Writing to the disk was just as fast as writing when both were available.

What if we have a broken network connection that allows 10Mbps?

Normal speed
Hyper-V setting
New speed

However, this only seems to work on outgoing traffic, not incoming traffic. While reading from the disk, both nodes are limited at 10Mbps if one of them is.

Above DRBD node 1, limited at 10Mbps.

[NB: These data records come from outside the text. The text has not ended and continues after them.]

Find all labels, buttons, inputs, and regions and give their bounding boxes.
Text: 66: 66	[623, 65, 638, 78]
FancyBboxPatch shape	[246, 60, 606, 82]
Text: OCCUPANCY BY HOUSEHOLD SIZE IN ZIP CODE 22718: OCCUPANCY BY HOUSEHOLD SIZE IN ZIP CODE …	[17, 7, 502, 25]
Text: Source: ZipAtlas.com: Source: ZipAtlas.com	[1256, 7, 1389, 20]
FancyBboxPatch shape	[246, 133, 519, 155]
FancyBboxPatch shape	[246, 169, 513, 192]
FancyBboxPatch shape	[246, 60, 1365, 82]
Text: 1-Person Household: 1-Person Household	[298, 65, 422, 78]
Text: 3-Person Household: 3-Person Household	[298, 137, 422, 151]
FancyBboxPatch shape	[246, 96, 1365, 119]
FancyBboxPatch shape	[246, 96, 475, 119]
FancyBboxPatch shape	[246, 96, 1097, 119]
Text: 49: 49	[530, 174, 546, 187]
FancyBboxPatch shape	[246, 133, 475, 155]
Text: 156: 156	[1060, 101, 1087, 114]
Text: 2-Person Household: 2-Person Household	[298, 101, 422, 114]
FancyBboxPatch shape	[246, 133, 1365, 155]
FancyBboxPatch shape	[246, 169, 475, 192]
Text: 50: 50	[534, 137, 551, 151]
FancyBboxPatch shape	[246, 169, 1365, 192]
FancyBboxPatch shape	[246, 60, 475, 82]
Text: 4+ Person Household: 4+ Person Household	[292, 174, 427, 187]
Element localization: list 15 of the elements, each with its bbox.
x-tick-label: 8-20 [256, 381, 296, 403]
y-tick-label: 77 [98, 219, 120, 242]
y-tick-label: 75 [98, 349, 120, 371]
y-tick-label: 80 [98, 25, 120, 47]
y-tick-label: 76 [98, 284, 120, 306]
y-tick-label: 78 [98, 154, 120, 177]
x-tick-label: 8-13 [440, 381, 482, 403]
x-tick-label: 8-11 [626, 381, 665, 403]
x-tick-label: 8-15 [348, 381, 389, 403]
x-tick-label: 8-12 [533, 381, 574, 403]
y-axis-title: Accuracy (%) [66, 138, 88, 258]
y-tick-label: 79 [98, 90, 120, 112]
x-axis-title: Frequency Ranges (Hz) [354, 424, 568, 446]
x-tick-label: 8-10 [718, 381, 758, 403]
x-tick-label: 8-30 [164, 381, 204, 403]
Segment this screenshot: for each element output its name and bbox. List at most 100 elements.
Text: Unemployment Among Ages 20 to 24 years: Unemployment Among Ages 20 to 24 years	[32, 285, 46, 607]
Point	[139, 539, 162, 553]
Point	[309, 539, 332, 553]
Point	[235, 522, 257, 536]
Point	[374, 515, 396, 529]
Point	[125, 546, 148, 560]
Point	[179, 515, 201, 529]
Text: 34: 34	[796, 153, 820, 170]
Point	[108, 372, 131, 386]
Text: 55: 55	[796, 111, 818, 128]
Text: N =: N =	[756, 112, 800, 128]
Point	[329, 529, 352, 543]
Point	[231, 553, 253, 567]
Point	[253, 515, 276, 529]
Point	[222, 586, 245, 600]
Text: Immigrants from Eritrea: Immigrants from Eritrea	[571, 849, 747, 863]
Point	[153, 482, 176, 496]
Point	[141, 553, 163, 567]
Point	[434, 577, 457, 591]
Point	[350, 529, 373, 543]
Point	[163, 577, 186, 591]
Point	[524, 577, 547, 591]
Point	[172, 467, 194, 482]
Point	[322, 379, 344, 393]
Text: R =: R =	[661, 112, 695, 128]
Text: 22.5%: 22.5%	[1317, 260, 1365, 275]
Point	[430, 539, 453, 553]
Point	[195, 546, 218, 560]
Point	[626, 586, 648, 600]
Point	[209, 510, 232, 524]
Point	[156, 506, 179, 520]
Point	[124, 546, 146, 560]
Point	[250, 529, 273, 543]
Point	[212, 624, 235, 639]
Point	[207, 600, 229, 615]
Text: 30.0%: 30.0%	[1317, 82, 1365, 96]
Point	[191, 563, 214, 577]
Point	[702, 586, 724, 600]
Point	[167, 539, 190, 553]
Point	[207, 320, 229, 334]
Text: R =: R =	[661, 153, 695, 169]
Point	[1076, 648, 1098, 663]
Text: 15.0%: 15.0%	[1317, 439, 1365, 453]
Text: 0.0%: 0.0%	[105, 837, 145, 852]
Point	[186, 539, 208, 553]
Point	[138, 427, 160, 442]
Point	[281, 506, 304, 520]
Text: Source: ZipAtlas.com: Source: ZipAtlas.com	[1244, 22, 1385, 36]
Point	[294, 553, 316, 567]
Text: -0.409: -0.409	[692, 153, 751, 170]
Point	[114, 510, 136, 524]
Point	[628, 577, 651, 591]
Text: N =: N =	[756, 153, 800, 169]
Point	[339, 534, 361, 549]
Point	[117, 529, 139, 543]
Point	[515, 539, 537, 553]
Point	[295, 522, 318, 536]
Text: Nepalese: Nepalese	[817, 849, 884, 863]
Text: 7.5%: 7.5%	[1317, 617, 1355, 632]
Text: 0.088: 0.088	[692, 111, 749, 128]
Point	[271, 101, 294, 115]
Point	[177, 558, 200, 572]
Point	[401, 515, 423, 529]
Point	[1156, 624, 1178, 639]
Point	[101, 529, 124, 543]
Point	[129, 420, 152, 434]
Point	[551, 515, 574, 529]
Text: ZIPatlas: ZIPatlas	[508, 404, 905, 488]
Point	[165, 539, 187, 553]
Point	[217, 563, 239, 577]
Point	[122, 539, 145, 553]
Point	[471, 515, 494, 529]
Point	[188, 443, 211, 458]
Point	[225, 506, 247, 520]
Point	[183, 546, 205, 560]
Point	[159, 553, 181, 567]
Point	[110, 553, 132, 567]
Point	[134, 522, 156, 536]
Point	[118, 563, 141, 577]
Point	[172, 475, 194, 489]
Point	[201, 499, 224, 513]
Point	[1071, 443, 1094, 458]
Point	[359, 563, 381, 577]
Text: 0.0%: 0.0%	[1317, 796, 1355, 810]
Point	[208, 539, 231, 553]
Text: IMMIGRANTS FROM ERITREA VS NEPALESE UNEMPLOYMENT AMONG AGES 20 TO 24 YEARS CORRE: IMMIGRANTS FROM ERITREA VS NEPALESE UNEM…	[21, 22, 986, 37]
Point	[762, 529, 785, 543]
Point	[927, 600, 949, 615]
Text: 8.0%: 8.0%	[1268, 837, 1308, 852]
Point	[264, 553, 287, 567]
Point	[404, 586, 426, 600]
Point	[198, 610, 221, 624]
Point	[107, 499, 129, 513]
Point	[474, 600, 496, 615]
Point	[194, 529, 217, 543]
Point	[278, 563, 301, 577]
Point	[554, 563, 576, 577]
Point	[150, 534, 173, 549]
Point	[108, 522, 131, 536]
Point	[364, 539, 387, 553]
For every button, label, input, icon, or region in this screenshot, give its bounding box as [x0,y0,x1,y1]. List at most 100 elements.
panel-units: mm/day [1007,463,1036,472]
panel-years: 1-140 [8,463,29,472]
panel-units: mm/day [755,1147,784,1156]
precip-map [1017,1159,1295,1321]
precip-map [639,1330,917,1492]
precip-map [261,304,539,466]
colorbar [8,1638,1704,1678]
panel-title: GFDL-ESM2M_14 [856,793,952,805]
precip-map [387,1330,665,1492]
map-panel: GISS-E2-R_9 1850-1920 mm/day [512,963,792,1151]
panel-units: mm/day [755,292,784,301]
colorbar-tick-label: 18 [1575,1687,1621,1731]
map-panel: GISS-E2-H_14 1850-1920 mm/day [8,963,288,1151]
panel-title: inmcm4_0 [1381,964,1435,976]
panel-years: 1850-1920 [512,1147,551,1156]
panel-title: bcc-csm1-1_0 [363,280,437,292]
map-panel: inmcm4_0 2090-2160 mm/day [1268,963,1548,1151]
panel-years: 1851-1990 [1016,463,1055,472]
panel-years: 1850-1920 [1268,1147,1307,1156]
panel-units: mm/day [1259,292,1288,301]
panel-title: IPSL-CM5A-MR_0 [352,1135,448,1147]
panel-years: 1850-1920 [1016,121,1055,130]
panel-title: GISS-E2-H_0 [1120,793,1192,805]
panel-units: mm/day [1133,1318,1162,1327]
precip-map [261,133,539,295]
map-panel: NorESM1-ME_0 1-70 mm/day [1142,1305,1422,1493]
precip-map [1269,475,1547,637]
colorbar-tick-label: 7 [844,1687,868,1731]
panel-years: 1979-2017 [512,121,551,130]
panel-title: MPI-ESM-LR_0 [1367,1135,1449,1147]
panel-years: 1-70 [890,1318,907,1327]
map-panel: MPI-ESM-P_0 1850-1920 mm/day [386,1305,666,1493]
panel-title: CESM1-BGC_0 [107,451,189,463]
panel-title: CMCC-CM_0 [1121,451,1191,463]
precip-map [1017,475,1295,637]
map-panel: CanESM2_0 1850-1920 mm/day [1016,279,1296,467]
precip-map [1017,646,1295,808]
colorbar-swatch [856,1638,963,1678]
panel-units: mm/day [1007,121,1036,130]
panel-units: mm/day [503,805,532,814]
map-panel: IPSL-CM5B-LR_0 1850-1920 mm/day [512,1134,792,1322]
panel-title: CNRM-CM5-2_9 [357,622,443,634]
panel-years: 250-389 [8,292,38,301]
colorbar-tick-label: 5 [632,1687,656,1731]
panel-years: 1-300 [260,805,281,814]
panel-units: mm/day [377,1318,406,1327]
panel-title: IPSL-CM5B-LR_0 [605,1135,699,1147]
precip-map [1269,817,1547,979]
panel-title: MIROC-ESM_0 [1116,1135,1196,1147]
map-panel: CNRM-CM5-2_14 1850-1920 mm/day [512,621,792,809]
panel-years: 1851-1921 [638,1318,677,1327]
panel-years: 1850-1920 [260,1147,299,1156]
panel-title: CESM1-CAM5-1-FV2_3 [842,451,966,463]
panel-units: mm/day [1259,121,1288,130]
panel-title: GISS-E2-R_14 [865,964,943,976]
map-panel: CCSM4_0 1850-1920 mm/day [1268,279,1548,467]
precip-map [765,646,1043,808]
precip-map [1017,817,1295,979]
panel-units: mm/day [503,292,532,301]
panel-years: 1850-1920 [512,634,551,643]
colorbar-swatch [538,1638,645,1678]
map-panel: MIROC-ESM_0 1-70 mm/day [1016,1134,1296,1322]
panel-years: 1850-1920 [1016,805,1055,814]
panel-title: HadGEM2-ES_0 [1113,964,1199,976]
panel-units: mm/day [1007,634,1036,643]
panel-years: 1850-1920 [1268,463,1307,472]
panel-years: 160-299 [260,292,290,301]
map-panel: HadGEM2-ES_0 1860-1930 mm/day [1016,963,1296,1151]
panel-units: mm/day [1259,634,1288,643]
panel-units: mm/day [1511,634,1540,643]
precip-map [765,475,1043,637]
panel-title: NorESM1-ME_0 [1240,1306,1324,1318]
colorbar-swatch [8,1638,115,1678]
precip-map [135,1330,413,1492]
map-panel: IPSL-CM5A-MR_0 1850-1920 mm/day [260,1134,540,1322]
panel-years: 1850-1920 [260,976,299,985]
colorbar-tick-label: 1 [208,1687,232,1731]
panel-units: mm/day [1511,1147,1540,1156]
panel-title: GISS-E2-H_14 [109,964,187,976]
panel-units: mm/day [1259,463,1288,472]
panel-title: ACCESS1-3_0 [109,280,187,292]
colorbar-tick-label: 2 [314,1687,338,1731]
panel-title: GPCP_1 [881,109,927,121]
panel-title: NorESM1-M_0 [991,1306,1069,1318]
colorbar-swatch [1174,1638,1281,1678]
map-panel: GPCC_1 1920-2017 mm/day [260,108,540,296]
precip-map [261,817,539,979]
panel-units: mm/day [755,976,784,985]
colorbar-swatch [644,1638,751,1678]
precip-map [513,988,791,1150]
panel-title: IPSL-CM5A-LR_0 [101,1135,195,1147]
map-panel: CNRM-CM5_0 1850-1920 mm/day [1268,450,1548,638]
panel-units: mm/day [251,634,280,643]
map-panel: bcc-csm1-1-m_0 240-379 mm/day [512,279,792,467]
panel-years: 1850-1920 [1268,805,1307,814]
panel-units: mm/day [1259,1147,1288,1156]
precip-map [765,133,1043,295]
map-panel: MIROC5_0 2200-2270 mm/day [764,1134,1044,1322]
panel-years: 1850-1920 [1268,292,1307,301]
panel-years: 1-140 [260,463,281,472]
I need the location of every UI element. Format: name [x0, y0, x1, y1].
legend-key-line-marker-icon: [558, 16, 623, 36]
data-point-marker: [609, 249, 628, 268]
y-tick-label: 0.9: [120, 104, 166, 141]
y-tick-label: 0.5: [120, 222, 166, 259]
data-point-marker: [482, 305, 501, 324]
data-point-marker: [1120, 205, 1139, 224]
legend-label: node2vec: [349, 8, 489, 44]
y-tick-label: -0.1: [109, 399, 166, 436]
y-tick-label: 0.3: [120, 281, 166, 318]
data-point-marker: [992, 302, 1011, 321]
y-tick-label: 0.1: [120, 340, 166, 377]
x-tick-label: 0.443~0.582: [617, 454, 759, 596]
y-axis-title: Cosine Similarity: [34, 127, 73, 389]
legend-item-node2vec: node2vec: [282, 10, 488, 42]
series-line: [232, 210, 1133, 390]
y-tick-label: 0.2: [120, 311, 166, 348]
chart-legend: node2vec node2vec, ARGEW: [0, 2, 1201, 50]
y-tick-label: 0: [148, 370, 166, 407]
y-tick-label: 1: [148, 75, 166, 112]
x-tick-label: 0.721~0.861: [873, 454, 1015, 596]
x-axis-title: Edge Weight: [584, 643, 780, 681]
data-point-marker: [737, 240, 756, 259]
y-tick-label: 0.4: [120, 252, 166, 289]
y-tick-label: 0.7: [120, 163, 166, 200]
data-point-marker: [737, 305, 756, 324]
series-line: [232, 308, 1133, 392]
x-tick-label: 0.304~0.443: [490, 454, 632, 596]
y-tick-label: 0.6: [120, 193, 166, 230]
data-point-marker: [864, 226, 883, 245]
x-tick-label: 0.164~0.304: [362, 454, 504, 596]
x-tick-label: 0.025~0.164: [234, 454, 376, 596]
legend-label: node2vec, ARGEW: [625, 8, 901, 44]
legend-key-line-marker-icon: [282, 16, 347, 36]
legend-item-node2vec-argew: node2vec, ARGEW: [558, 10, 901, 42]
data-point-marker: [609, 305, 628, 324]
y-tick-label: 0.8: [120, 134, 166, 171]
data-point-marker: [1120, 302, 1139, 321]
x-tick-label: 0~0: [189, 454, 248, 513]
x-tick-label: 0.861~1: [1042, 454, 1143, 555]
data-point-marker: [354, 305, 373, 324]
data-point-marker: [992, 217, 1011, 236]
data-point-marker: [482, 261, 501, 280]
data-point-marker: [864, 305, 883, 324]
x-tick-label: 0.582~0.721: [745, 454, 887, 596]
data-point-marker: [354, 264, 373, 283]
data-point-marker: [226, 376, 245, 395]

Below DRBD node 2, unlimited

When setting the DRBD "test-disk" down on node 1, the speed of node 2 became unlimited again.

After "drbdadm down test-disk."

Interesting to see it balances the reads on both nodes.

What if a node gets panicked during writes?

Let's reset DRBD node two while writing at full speed.

[email protected]:~# packet_write_wait: Connection to 192.168.178.103 port 22: Broken pipe
[email protected]:~# ssh 192.168.178.103
Last login: Mon Feb 28 14:32:18 2022 from 192.168.178.47
[email protected]:~# drbdadm status
# No currently configured DRBD found.
[email protected]:~# drbdadm adjust all
Marked additional 4948 MB as out-of-sync based on AL.
[email protected]:~# drbdadm status
test-disk role:Secondary
  disk:Inconsistent
  drbd1 role:Secondary
    replication:SyncTarget peer-disk:UpToDate done:0.21
  drbd3 role:Primary
    peer-disk:Diskless resync-suspended:dependency
Reset node two

Besides a short hiccup, we don't notice anything after DRBD declares node two unavailable.

Conclusion

DRBD has shown to be very stable. Rebooting or resetting DRBD nodes will result in a short hiccup but will continue to work just fine. I couldn't yet figure out why limiting one node its network bandwidth results in both nodes being limited in read-speed, and I'd like to see that being balanced based on the congestion of the network. In the next DRBD post, I hope to look at LINSTOR.